We can visualize the Bayesian network by right-clicking on the highlighted line in the "Result list" window and then selected "Visualize Graph". The resulting graph looks like this:
Now close this window and go back to the "Percentage split" box and set it to 80. Click "Start" again. You should see that the error rate is now substantially lower. Also note that we now have only 105 negative cases and 49 positive cases in our test data set. Record the error rate for later plotting.
Now let's evaluate how well a "knowledge-based" Bayesian network will work. To do this, download the file diabetes.xml and save it in a convenient folder. This file describes the structure of the network.
Now click on the BayesNet -S -D -B stuff to the right of the "Choose" button in the BayesNet classifier to bring up the properties of the BayesNet classifier. Again click on the "Choose" button for the "searchAlgorithm". This time, select "FromFile". This will fill in the text "FromFile -B" in the box next to the "Choose" button. Click on this text, and you should see the following properties box:

In the "BIFFile" box, type the path name for the "diabetes.xml" file. For example, mine was "C:/diabetes.xml". Now click "OK" to close this properties menu and "OK" to close the BayesNet properties menu. Set the Percentage Split back to 10, and click the "Start" button. Record the results. Then set the percentage split to 80, click the "Start" button, and record the results.
Now let's evaluate how well a hill-climbing search works. Again, click on the "BayesNet -S -D -B" stuff next to the "Choose" button in the "Classifier" section. The properties window for BayesNet will pop up. Again, click on the "Choose" button for "searchAlgorithm". This time, click on the "+" next to "local" and select "HillClimber". This will fill in the text "HillClimber -P 1 -S BAYES" for the "searchAlgorithm". Click on this text to bring up the properties box for the HillClimber, which looks like this:

Set "initAsNaiveBayes" (i.e., initialize the network to have a Naive Bayes structure) to "False", set "maxNrOfParents" (maximum number of incoming arrows to a node) to 3, and set "useArcReversal" (consider reversing arcs during the search) to "True". Then click "OK" to close this menu, and "OK" again to close the BayesNet menu.
We are ready to run the HillClimber algorithm. Set the "Percentage Split" to 10, click "Start", and record the results. Then set the "Percentage Split" to 80, click "Start" and record the results.
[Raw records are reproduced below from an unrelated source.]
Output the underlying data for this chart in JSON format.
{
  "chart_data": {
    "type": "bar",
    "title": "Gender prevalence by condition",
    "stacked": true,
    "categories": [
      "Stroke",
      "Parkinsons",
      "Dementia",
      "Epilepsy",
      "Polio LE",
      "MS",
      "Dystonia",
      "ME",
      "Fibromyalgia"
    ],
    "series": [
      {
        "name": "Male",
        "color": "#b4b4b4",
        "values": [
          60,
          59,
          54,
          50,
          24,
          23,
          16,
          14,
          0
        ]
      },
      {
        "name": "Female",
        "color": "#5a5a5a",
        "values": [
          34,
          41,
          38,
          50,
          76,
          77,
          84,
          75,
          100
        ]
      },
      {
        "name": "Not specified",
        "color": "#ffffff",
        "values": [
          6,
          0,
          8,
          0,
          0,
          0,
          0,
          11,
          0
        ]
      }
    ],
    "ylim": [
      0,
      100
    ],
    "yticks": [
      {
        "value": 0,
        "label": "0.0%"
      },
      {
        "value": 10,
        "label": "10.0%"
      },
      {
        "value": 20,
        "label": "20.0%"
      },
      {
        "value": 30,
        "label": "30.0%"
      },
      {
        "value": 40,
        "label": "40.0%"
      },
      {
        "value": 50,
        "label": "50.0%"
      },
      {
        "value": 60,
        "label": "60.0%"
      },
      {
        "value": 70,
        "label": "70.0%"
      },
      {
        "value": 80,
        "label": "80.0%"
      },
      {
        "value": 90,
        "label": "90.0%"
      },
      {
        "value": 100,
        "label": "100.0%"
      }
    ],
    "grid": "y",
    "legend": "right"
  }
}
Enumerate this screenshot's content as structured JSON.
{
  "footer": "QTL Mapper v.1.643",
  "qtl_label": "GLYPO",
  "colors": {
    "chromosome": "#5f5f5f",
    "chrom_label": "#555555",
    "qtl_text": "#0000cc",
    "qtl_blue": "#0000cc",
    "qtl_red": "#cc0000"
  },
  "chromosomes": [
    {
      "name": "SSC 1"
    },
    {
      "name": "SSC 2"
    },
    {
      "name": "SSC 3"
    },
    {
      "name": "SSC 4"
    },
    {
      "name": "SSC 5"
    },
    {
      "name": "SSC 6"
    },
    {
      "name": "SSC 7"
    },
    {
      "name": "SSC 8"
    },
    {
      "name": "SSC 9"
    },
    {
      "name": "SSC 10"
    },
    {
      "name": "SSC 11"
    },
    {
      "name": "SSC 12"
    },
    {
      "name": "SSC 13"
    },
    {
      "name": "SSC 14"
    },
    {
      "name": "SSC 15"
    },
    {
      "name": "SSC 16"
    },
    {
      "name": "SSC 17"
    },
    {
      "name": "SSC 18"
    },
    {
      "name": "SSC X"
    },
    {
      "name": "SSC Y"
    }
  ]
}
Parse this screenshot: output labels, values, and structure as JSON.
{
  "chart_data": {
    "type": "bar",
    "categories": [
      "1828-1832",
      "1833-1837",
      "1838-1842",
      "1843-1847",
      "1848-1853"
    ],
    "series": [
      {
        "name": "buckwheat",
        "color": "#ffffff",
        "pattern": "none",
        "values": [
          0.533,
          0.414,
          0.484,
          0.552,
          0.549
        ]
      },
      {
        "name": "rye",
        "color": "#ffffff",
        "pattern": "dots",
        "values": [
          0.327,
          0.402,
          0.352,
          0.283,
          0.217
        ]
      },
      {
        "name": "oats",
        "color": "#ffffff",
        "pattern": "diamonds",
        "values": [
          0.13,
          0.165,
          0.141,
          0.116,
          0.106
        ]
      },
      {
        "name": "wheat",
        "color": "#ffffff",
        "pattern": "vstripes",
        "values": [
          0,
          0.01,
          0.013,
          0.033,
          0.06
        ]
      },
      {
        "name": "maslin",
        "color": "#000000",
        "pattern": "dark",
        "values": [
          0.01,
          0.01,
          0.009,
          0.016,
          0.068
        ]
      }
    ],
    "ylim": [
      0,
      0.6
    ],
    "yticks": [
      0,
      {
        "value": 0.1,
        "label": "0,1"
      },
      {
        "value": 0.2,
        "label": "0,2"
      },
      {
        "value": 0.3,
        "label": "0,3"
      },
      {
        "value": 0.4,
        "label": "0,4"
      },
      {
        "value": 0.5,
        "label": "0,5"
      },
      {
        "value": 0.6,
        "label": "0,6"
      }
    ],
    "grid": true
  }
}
In my experiments, I found that the HillClimber worked best for both large and small samples, that Naive Bayes was second best, and that the knowledge-based network structure was the worst. You may want to repeat the experiments with different percentage splits to see whether this result holds up across the whole range. I suggest that you record your data in a spreadsheet and plot learning curves for each of the three methods.